Researchers Achieve Nanoscale Benefits at Microscale

July 19, 2016


Advances in 3-D printed architectures could benefit aerospace, military and automotive industries.


Lawrence Livermore National Laboratory (LLNL) engineers have achieved unprecedented scalability in 3-D printed architectures of arbitrary geometry, opening the door to super-strong, ultra-lightweight and flexible metallic materials for aerospace, the military and the automotive industry, according to a published announcement.

In a study published online in Nature Materials on July 18, LLNL engineers report building multiple layers of fractal-like lattices with features ranging from the nanometer to centimeter scale, resulting in a nickel-plated metamaterial with a high elasticity not found in any previously built metal foams or lattices.

“With these 3-D features we’ve been fabricating on a nanoscale you can get some really interesting properties, but people have never been able to scale them up and see how they behave,” said lead author Xiaoyu “Rayne” Zheng, a former LLNL technical staff member who led the study and recently transferred to academia as a professor of mechanical engineering at Virginia Tech. “We’ve figured out a strategy of hierarchically building them to take advantage of the nanoscale features but use them at a large scale. It turned out better than we could have imagined.”

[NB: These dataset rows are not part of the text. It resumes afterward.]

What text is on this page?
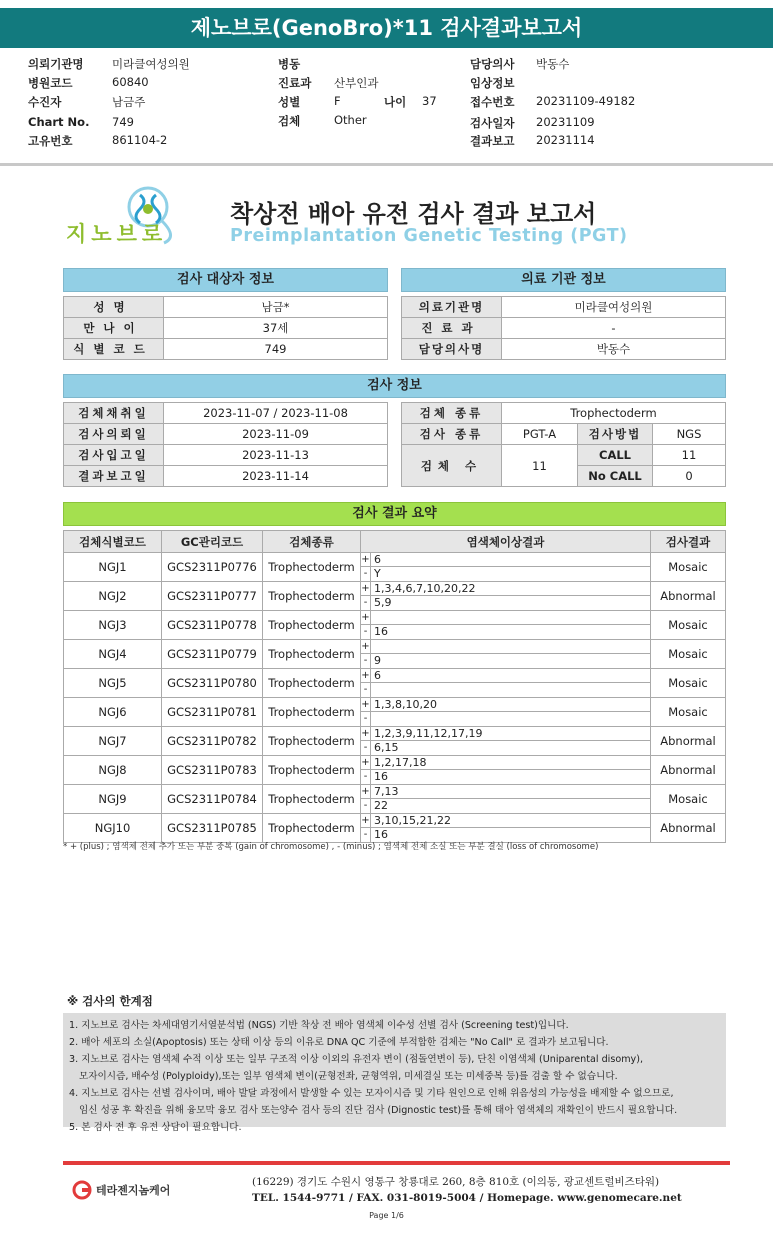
제노브로(GenoBro)*11 검사결과보고서
의뢰기관명 미라클여성의원
병원코드	60840
수진자	남금주
Chart No. 749
고유번호	861104-2
병동
진료과 산부인과
성별	F	나이 37
검체	Other
담당의사 박동수
임상정보
접수번호 20231109-49182
검사일자 20231109
결과보고 20231114
지노브로
착상전 배아 유전 검사 결과 보고서
Preimplantation Genetic Testing (PGT)
검사 대상자 정보	의료 기관 정보
성명	남금*
만나이	37세
식별코드	749
의료기관명	미라클여성의원
진료과	-
담당의사명	박동수
검사 정보
검체채취일	2023-11-07 / 2023-11-08
검사의뢰일	2023-11-09
검사입고일	2023-11-13
결과보고일	2023-11-14
검체 종류	Trophectoderm		
검사 종류	PGT-A	검사방법	NGS
검체 수	11	CALL	11
		No CALL	0
검사 결과 요약
검체식별코드	GC관리코드	검체종류	염색체이상결과	검사결과
NGJ1	GCS2311P0776	Trophectoderm	+ 6
- Y	Mosaic
NGJ2	GCS2311P0777	Trophectoderm	+ 1,3,4,6,7,10,20,22
- 5,9	Abnormal
NGJ3	GCS2311P0778	Trophectoderm	+
- 16	Mosaic
NGJ4	GCS2311P0779	Trophectoderm	+
- 9	Mosaic
NGJ5	GCS2311P0780	Trophectoderm	+ 6
-	Mosaic
NGJ6	GCS2311P0781	Trophectoderm	+ 1,3,8,10,20
-	Mosaic
NGJ7	GCS2311P0782	Trophectoderm	+ 1,2,3,9,11,12,17,19
- 6,15	Abnormal
NGJ8	GCS2311P0783	Trophectoderm	+ 1,2,17,18
- 16	Abnormal
NGJ9	GCS2311P0784	Trophectoderm	+ 7,13
- 22	Mosaic
NGJ10	GCS2311P0785	Trophectoderm	+ 3,10,15,21,22
- 16	Abnormal
* + (plus) ; 염색체 전체 추가 또는 부분 중복 (gain of chromosome) , - (minus) ; 염색체 전체 소실 또는 부분 결실 (loss of chromosome)
※ 검사의 한계점
1. 지노브로 검사는 차세대염기서열분석법 (NGS) 기반 착상 전 배아 염색체 이수성 선별 검사 (Screening test)입니다.
2. 배아 세포의 소실(Apoptosis) 또는 상태 이상 등의 이유로 DNA QC 기준에 부적합한 검체는 "No Call" 로 결과가 보고됩니다.
3. 지노브로 검사는 염색체 수적 이상 또는 일부 구조적 이상 이외의 유전자 변이 (점돌연변이 등), 단친 이염색체 (Uniparental disomy),
모자이시즘, 배수성 (Polyploidy),또는 일부 염색체 변이(균형전좌, 균형역위, 미세결실 또는 미세중복 등)를 검출 할 수 없습니다.
4. 지노브로 검사는 선별 검사이며, 배아 발달 과정에서 발생할 수 있는 모자이시즘 및 기타 원인으로 인해 위음성의 가능성을 배제할 수 없으므로,
임신 성공 후 확진을 위해 융모막 융모 검사 또는양수 검사 등의 진단 검사 (Dignostic test)를 통해 태아 염색체의 재확인이 반드시 필요합니다.
5. 본 검사 전 후 유전 상담이 필요합니다.
테라젠지놈케어
(16229) 경기도 수원시 영통구 창룡대로 260, 8층 810호 (이의동, 광교센트럴비즈타워)
TEL. 1544-9771 / FAX. 031-8019-5004 / Homepage. www.genomecare.net
Page 1/6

The concept could overcome the current limitations of 3-D printed micro and nano-architectures by addressing the usual tradeoff between high-resolution and build size, and extend to a variety of large-scale applications, including aircraft parts, batteries, or stretchable armor for the military.

“[Y]ou can achieve high strength at a very light weight, as well as a ductile-like behavior in materials that are normally brittle,” said Chris Spadaccini, director of the lab’s Center for Engineered Materials and Manufacturing.

Researchers may now be able to scale up further to tens of centimeters and beyond, explore photonic and electronic properties and incorporate other materials, including ceramics.